The majority of us frequently hear this name, particularly those who work in artificial intelligence, specially in the following fields: Machine learning,NLP,computer vision.
Kaggle is an online community of machine learning engineers and data scientists run by a Google subsidiary.
Users can find datasets on Kaggle that they can use to create AI models, collaborate with other machine learning engineers and data scientists, and participate in competitions to find solutions to data science problems.
In addition to providing a public data and cloud-based business platform for data science and AI education, Kaggle launched in 2010 with machine learning and data science competitions.
Jeremy Howard and Anthony Goldblum made up the majority of the core staff.
Kaggle’s sixth annual industry-wide poll was conducted in September 2022 in an effort to provide a genuinely complete picture of the state of machine learning and data science
“State of Data Science and Machine Learning 2022”
The survey was for those who work in or are interested in data science and software, their degrees, nationalities, tools they use, incomes, and years of experience.
These are some of the results of the Survey:
– Jupyter Notebook is the most used IDE. (8736 participants)

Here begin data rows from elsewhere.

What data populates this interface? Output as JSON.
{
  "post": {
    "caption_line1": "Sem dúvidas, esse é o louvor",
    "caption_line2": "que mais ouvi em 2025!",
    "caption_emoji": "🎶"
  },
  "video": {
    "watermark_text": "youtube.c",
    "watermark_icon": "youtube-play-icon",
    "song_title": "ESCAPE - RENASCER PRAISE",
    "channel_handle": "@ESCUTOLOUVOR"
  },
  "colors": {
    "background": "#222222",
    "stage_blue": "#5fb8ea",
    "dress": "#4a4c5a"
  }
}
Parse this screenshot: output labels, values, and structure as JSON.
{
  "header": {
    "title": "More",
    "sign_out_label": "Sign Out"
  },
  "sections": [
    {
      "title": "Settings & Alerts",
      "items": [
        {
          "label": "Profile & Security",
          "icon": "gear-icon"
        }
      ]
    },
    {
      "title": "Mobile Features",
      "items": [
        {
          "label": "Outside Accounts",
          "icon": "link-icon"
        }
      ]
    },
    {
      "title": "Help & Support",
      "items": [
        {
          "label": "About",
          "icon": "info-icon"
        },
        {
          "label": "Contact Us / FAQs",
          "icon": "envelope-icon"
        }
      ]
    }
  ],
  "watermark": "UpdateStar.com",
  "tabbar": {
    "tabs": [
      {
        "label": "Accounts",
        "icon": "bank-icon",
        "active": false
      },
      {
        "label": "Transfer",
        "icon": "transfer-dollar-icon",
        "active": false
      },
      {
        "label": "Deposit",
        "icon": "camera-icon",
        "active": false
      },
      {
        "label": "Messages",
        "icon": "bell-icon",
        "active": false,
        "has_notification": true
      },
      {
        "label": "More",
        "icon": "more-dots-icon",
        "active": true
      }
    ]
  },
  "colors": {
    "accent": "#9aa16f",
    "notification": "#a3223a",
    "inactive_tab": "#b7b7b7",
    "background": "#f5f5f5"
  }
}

– Colab notebooks is the most used hosted notebook product. ( 5764 participants)
– Matplotlib is the most used visualization library. ( 9121 participants)
– Sci-kit learn is the most used machine learning framework. ( 7140 participants)
– Linear or logistic regression is the most used machine learning algorithm. ( 6970 participants)
– The most used computer vision method is image classification and other general purpose networks (VGG, Inception, ResNet, ResNeXt, NASNet, EfficientNet, etc). ( 2327 participants)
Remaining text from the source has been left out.